The tsar was pitiable on that gray and warm mountain morning, and it was eerie to think that such timorous reserve and shyness could be the essence of an oppressor, that this weakness could punish and pardon, bind and loose.

“He should have pronounced something on the order of ‘I, my sword, and my people,’ like Wilhelm,11 or something in that spirit. But certainly about the people, that’s indispensable. But, you understand, he was natural in a Russian way and tragically above such banality. In Russia this theatricality is unthinkable. Because it is theatricality, isn’t it? I can understand that there were still such peoples in Caesar’s time, some sort of Gauls, or Suevians, or Illyrians. But from then on it’s only been a fiction, existing so that tsars and activists and kings could make speeches about it: ‘The people, my people.’

“Now the front is flooded with correspondents and journalists. They note down ‘observations,’ the utterances of popular wisdom, make the rounds of the wounded, construct a new theory of the people’s soul. It’s a sort of new Dahl,12 just as contrived, a linguistic graphomania of verbal incontinence. That’s one type. But there’s another. Clipped speech, ‘jottings and sketches,’ skepticism, misanthropy. For instance, in one of them (I read it myself), there are such sentences as: ‘A gray day, like yesterday. Rain and slush since morning. I look through the window at the road. Prisoners strung out in an endless line. Wounded being transported. A cannon fires. It fires again, today as yesterday, tomorrow as today, and so on every day and every hour …’ Just look, how perceptive and witty! Though why is he offended at the cannon? What a strange pretension, to demand diversity from a cannon! Instead of the cannon, why isn’t he astonished at himself, firing off lists, commas, phrases, day in and day out, why doesn’t he stop this barrage of journalistic philanthropy, as hasty as a hopping flea? How is it he doesn’t understand that it’s he, not the cannon, who should be new and not repeat himself, that the accumulation of a great quantity of senselessness in a notebook will never arrive at any sense, that facts don’t exist until a man puts something of his own into them, some share of whimsical human genius, something of the fantastic.”

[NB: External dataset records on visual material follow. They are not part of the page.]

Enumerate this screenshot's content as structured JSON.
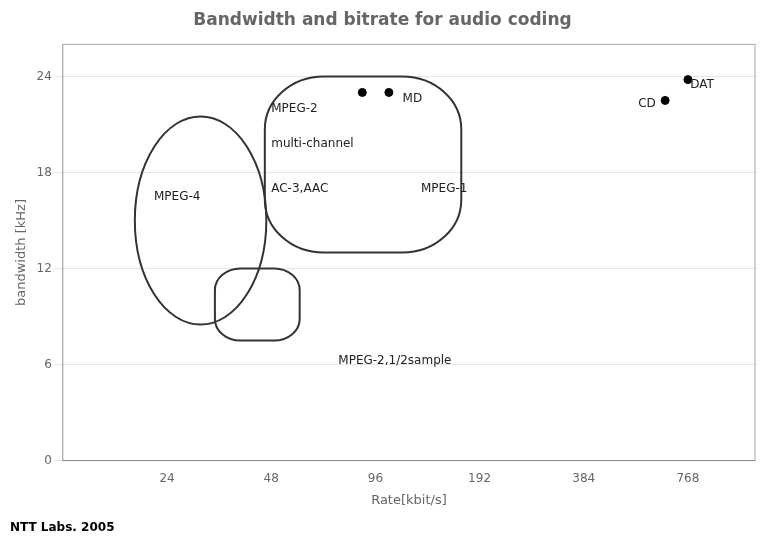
{
  "chart_data": {
    "type": "scatter",
    "title": "Bandwidth and bitrate for audio coding",
    "xlabel": "Rate[kbit/s]",
    "ylabel": "bandwidth [kHz]",
    "log": "x",
    "grid": true,
    "xlim": [
      12,
      1200
    ],
    "xticks": [
      24,
      48,
      96,
      192,
      384,
      768
    ],
    "ylim": [
      0,
      26
    ],
    "yticks": [
      0,
      6,
      12,
      18,
      24
    ],
    "x": [
      88,
      105,
      660,
      768
    ],
    "values": [
      23,
      23,
      22.5,
      23.8
    ],
    "color": "#000000",
    "marker": "circle",
    "regions": [
      {
        "shape": "ellipse",
        "xlim": [
          19.3696,
          46.4645
        ],
        "ylim": [
          8.5,
          21.5
        ]
      },
      {
        "shape": "rounded_rect",
        "xlim": [
          46,
          170
        ],
        "ylim": [
          13,
          24
        ]
      },
      {
        "shape": "rounded_rect",
        "xlim": [
          33,
          58
        ],
        "ylim": [
          7.5,
          12
        ]
      }
    ],
    "annotations": [
      {
        "text": "MPEG-2",
        "x": 48,
        "y": 22
      },
      {
        "text": "multi-channel",
        "x": 48,
        "y": 19.8
      },
      {
        "text": "AC-3,AAC",
        "x": 48,
        "y": 17
      },
      {
        "text": "MPEG-1",
        "x": 130,
        "y": 17
      },
      {
        "text": "MPEG-4",
        "x": 22,
        "y": 16.5
      },
      {
        "text": "MPEG-2,1/2sample",
        "x": 75,
        "y": 6.2
      },
      {
        "text": "MD",
        "x": 115,
        "y": 22.6
      },
      {
        "text": "CD",
        "x": 620,
        "y": 22.3,
        "align": "right"
      },
      {
        "text": "DAT",
        "x": 780,
        "y": 23.5
      }
    ],
    "footer": "NTT Labs. 2005"
  }
}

“Strikingly true,” Gordon interrupted him. “Now I’ll answer you concerning the scene we witnessed today. That Cossack mocking the poor patriarch, along with thousands of cases like it, is, of course, an example of the most elementary baseness, which should occasion, not philosophizing, but a punch in the nose, that’s clear. But to the question of the Jews as a whole, philosophy is applicable, and then it turns its unexpected side to us. But here I’m not telling you anything new. All these thoughts, in me as in you, come from your uncle.

“ ‘What is a people?’ you ask. Must we make a fuss over it, and doesn’t he do more for it who, without thinking of it, by the very beauty and triumph of his deeds, raises it to universality and, having glorified it, makes it eternal? Well, of course, of course. And what kind of peoples can we talk about in Christian times? They’re not simple peoples, but converted, transformed peoples, and the whole point is precisely in the transformation, not in faithfulness to old principles. Let’s remember the Gospel. What did it say on this subject? First, it wasn’t an assertion: this is so and that is so. It was a naïve and timid suggestion. The suggestion was: Do you want to exist in a new way, as never before, do you want the blessedness of the spirit? And everyone accepted the suggestion, caught up for millennia.

“When it said that in the Kingdom of God there are no Greeks and Jews, did it merely mean to say that everyone is equal before God?13 No, there was no need for that; the Greek philosophers, the Roman moralists, the prophets of the Old Testament knew that before. But it said: in that new way of existence and new form of communion, conceived in the heart and known as the Kingdom of God, there are no peoples, there are persons.